Extreme and hitherto inaccessible conditions are created during the interactions of ultraintense and ultrashort laser pulses with matter. Research on high-field science has relevance to basic plasma physics and the development of novel compact ultrashort sources of either energetic photons or electrons.

Laser Acceleration of Electrons

Experiment and theory are used to study laser wakefields and relativistic nonlinear optics.

X-Ray Sources and Spectroscopy

The physics of ultrashort-pulse x-ray sources and their applications to ultrafast science are investigated.

Compact solid-state lasers can currently produce pulses with intensities in excess of 10^18 W/cm^2, corresponding to an electric field that exceeds 10^12 eV/cm. Since plasma electrons to oscillate in such a high field at relativistic velocities, nonlinear optics involving free electrons may now be studied.
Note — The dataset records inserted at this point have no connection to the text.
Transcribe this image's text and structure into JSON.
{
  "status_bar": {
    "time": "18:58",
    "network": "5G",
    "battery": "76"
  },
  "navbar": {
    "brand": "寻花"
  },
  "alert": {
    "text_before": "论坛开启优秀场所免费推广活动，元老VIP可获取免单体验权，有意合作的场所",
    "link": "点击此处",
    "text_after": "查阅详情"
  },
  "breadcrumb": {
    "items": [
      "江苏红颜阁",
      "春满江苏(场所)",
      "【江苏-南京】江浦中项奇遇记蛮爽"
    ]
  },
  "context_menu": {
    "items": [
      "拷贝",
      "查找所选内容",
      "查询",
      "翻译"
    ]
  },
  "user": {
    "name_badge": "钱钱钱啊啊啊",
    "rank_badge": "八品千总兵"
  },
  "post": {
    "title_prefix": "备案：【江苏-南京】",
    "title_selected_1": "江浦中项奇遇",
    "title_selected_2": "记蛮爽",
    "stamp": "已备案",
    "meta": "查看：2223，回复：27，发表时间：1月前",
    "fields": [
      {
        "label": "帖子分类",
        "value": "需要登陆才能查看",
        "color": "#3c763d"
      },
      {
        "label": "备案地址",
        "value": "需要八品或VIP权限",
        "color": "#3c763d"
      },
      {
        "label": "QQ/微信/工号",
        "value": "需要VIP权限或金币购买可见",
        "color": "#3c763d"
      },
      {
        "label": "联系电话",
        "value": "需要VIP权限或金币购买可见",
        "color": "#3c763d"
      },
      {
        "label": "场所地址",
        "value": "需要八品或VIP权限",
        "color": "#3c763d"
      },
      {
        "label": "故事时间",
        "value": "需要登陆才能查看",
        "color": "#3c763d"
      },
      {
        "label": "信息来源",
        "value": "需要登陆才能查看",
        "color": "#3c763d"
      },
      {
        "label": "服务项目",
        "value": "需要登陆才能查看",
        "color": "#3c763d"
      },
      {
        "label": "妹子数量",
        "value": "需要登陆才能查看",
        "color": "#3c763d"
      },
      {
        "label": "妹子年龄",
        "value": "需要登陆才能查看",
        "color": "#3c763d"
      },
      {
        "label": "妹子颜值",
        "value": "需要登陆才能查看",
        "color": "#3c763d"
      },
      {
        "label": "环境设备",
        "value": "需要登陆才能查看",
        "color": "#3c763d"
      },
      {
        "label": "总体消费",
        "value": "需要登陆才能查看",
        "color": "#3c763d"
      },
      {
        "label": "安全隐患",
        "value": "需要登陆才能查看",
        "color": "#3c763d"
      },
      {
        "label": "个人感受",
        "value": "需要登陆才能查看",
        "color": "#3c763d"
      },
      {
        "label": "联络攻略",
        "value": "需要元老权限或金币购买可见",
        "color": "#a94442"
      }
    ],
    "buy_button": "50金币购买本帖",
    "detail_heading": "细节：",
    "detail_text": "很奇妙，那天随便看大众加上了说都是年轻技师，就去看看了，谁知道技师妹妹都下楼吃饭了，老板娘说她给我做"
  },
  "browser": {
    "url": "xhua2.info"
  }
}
This includes harmonic generation, self-focusing, gigabar laser pressure (with applications to research into a concept for thermonuclear fusion called the fast ignitor), and wake-field plasma waves (with applications to novel compact particle accelerators).

The time duration of these pulses is extremely short, less than 10^-13 s, which is shorter than the time-scale of significant hydrodynamic motion. Consequently, solid-density matter may be heated from room temperature to a kilovolt without the usual change in density that accompanies long-pulse irradiation. A recent application of this research is a novel ultrafast broadband soft x-ray radiation source that potentially will have enormous impact on research of ultrafast dynamics in the fields of physics, chemistry and biology.